Although 30 Crown Lane had been sitting on the market for close to two years, it had recently drawn the interest of another financier, a partner at the old-line Wall Street investment bank Bear Stearns named Robert “Bobby” Steinberg. There was nothing particularly unusual about the house, according to Jean Ruggiero, the real estate agent who was working with Steinberg, but there were very few properties on the market of that scale, with so much land attached. Steinberg was the head of Bear’s risk arbitrage department. He and his wife, Suzanne, had a large family and had decided to make an offer on the house. That night, after contacting the selling broker with the Steinberg’s offer, Ruggiero called Steinberg back.
“You’re not going to believe this,” she said, “but someone else also made a bid on the house.” This was a highly unusual situation. There were few houses on the market at that price level, and bidding wars over $14 million properties were practically unheard-of.
Steinberg suspected that something perverse was going on; after failing to attract any interest for months, another offer had suddenly materialized at the same moment as his? He raised his offer anyway, and the other bidder raised as well. Ruggiero went back to deliver the news to Steinberg, who said that he was still determined to buy the house.
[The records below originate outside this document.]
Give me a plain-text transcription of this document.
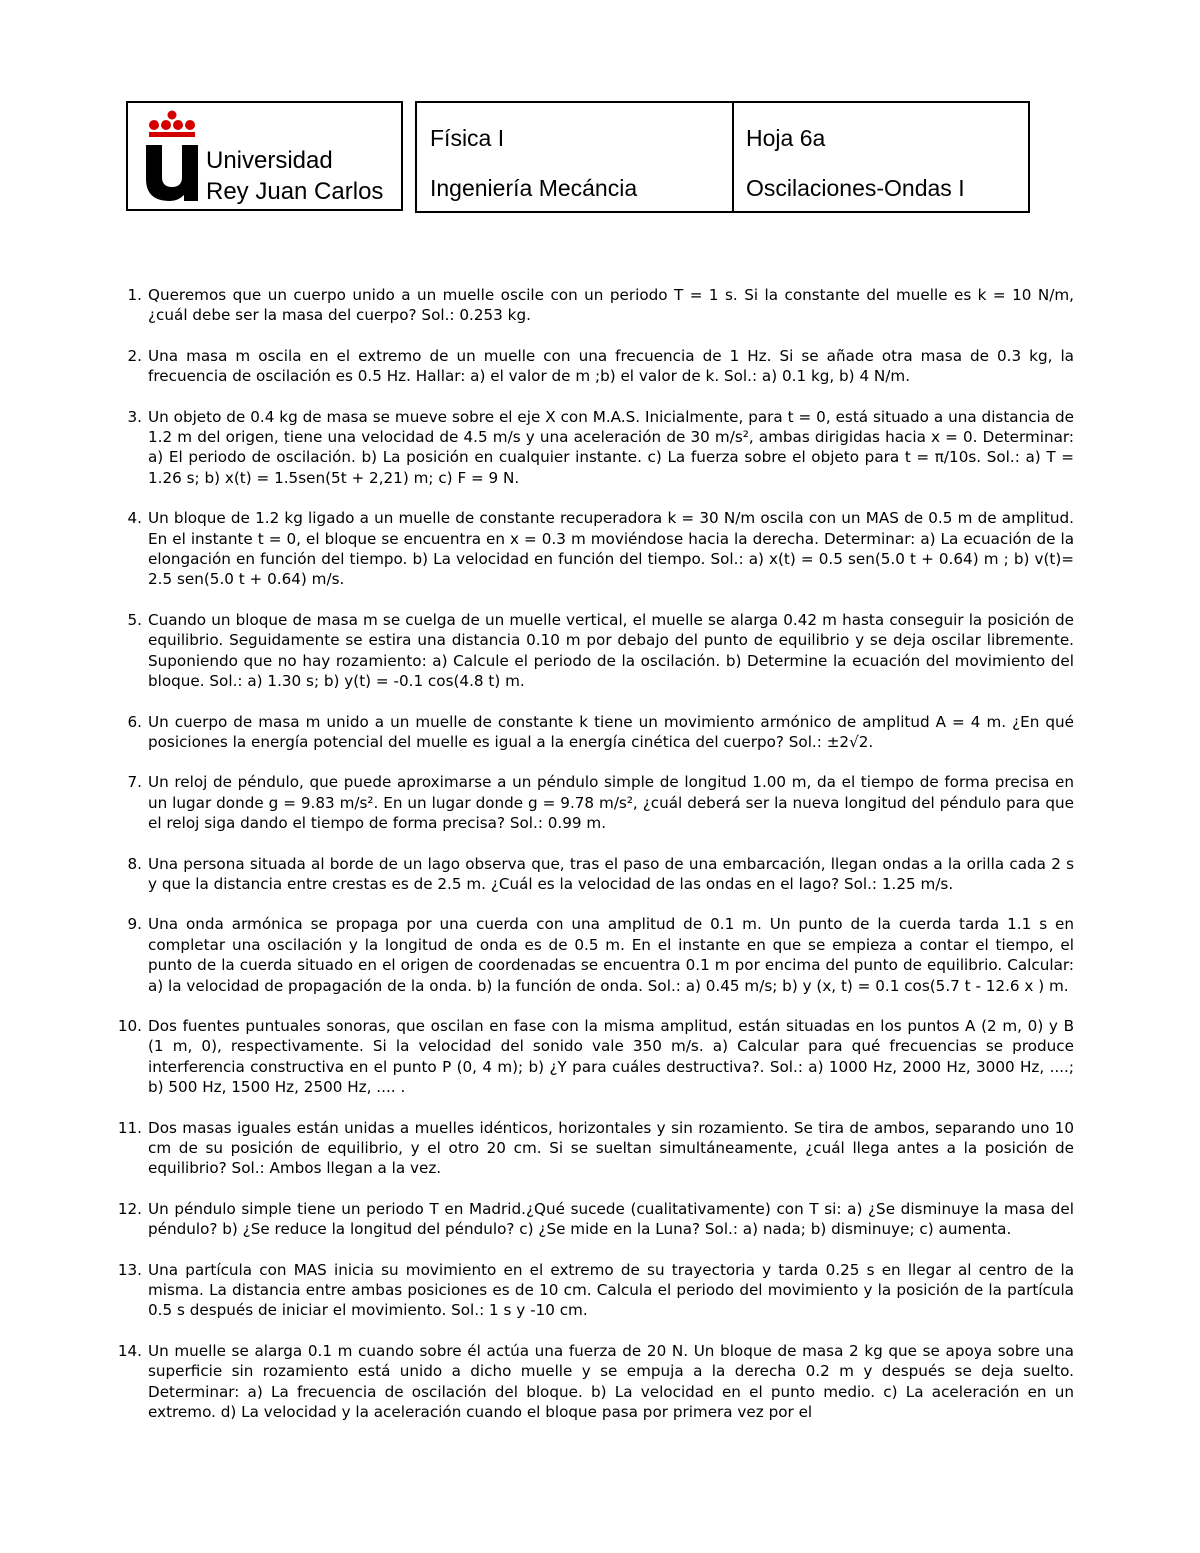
Universidad
Rey Juan Carlos
Física I
Ingeniería Mecáncia
Hoja 6a
Oscilaciones-Ondas I
1. Queremos que un cuerpo unido a un muelle oscile con un periodo T = 1 s. Si la constante del muelle es k = 10 N/m, ¿cuál debe ser la masa del cuerpo? Sol.: 0.253 kg.
2. Una masa m oscila en el extremo de un muelle con una frecuencia de 1 Hz. Si se añade otra masa de 0.3 kg, la frecuencia de oscilación es 0.5 Hz. Hallar: a) el valor de m ;b) el valor de k. Sol.: a) 0.1 kg, b) 4 N/m.
3. Un objeto de 0.4 kg de masa se mueve sobre el eje X con M.A.S. Inicialmente, para t = 0, está situado a una distancia de 1.2 m del origen, tiene una velocidad de 4.5 m/s y una aceleración de 30 m/s², ambas dirigidas hacia x = 0. Determinar: a) El periodo de oscilación. b) La posición en cualquier instante. c) La fuerza sobre el objeto para t = π/10s. Sol.: a) T = 1.26 s; b) x(t) = 1.5sen(5t + 2,21) m; c) F = 9 N.
4. Un bloque de 1.2 kg ligado a un muelle de constante recuperadora k = 30 N/m oscila con un MAS de 0.5 m de amplitud. En el instante t = 0, el bloque se encuentra en x = 0.3 m moviéndose hacia la derecha. Determinar: a) La ecuación de la elongación en función del tiempo. b) La velocidad en función del tiempo. Sol.: a) x(t) = 0.5 sen(5.0 t + 0.64) m ; b) v(t)= 2.5 sen(5.0 t + 0.64) m/s.
5. Cuando un bloque de masa m se cuelga de un muelle vertical, el muelle se alarga 0.42 m hasta conseguir la posición de equilibrio. Seguidamente se estira una distancia 0.10 m por debajo del punto de equilibrio y se deja oscilar libremente. Suponiendo que no hay rozamiento: a) Calcule el periodo de la oscilación. b) Determine la ecuación del movimiento del bloque. Sol.: a) 1.30 s; b) y(t) = -0.1 cos(4.8 t) m.
6. Un cuerpo de masa m unido a un muelle de constante k tiene un movimiento armónico de amplitud A = 4 m. ¿En qué posiciones la energía potencial del muelle es igual a la energía cinética del cuerpo? Sol.: ±2√2.
7. Un reloj de péndulo, que puede aproximarse a un péndulo simple de longitud 1.00 m, da el tiempo de forma precisa en un lugar donde g = 9.83 m/s². En un lugar donde g = 9.78 m/s², ¿cuál deberá ser la nueva longitud del péndulo para que el reloj siga dando el tiempo de forma precisa? Sol.: 0.99 m.
8. Una persona situada al borde de un lago observa que, tras el paso de una embarcación, llegan ondas a la orilla cada 2 s y que la distancia entre crestas es de 2.5 m. ¿Cuál es la velocidad de las ondas en el lago? Sol.: 1.25 m/s.
9. Una onda armónica se propaga por una cuerda con una amplitud de 0.1 m. Un punto de la cuerda tarda 1.1 s en completar una oscilación y la longitud de onda es de 0.5 m. En el instante en que se empieza a contar el tiempo, el punto de la cuerda situado en el origen de coordenadas se encuentra 0.1 m por encima del punto de equilibrio. Calcular: a) la velocidad de propagación de la onda. b) la función de onda. Sol.: a) 0.45 m/s; b) y (x, t) = 0.1 cos(5.7 t - 12.6 x ) m.
10. Dos fuentes puntuales sonoras, que oscilan en fase con la misma amplitud, están situadas en los puntos A (2 m, 0) y B (1 m, 0), respectivamente. Si la velocidad del sonido vale 350 m/s. a) Calcular para qué frecuencias se produce interferencia constructiva en el punto P (0, 4 m); b) ¿Y para cuáles destructiva?. Sol.: a) 1000 Hz, 2000 Hz, 3000 Hz, ....; b) 500 Hz, 1500 Hz, 2500 Hz, .... .
11. Dos masas iguales están unidas a muelles idénticos, horizontales y sin rozamiento. Se tira de ambos, separando uno 10 cm de su posición de equilibrio, y el otro 20 cm. Si se sueltan simultáneamente, ¿cuál llega antes a la posición de equilibrio? Sol.: Ambos llegan a la vez.
12. Un péndulo simple tiene un periodo T en Madrid.¿Qué sucede (cualitativamente) con T si: a) ¿Se disminuye la masa del péndulo? b) ¿Se reduce la longitud del péndulo? c) ¿Se mide en la Luna? Sol.: a) nada; b) disminuye; c) aumenta.
13. Una partícula con MAS inicia su movimiento en el extremo de su trayectoria y tarda 0.25 s en llegar al centro de la misma. La distancia entre ambas posiciones es de 10 cm. Calcula el periodo del movimiento y la posición de la partícula 0.5 s después de iniciar el movimiento. Sol.: 1 s y -10 cm.
14. Un muelle se alarga 0.1 m cuando sobre él actúa una fuerza de 20 N. Un bloque de masa 2 kg que se apoya sobre una superficie sin rozamiento está unido a dicho muelle y se empuja a la derecha 0.2 m y después se deja suelto. Determinar: a) La frecuencia de oscilación del bloque. b) La velocidad en el punto medio. c) La aceleración en un extremo. d) La velocidad y la aceleración cuando el bloque pasa por primera vez por el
He told Ruggiero to call the seller’s broker again and relay that he would pay $25,000 above any other competing bid, irrespective of what it was. Ruggiero was sure that would settle the matter. But when she made the new offer, the seller’s agent just laughed; the other budder had apparently told the seller’s agent that he didn’t care what the amount was, and that he was paying cash. He’d specifically said: “I’m standing here in Stamford with my checkbook, and I’ll write out a check right now.
Ruggiero pressed the agent to tell her who the other buyer was. Then she called Steinberg back.
“It’s someone named Stevie Cohen,” she said. Steinberg had never heard of him.
The above comes from Sheelah Kolhatkar’s incredible new book, Black Edge, which you should go buy and start reading right now.
Long story short, Cohen gets a call from Steinberg, who offers him a million bucks to walk away from the house. Cohen suggests they flip a coin instead. Steinberg wisely retreats – he had no idea what kind of money (and person) he was dealing with. He wasn’t ready, nor was the rest of the Wall Street establishment.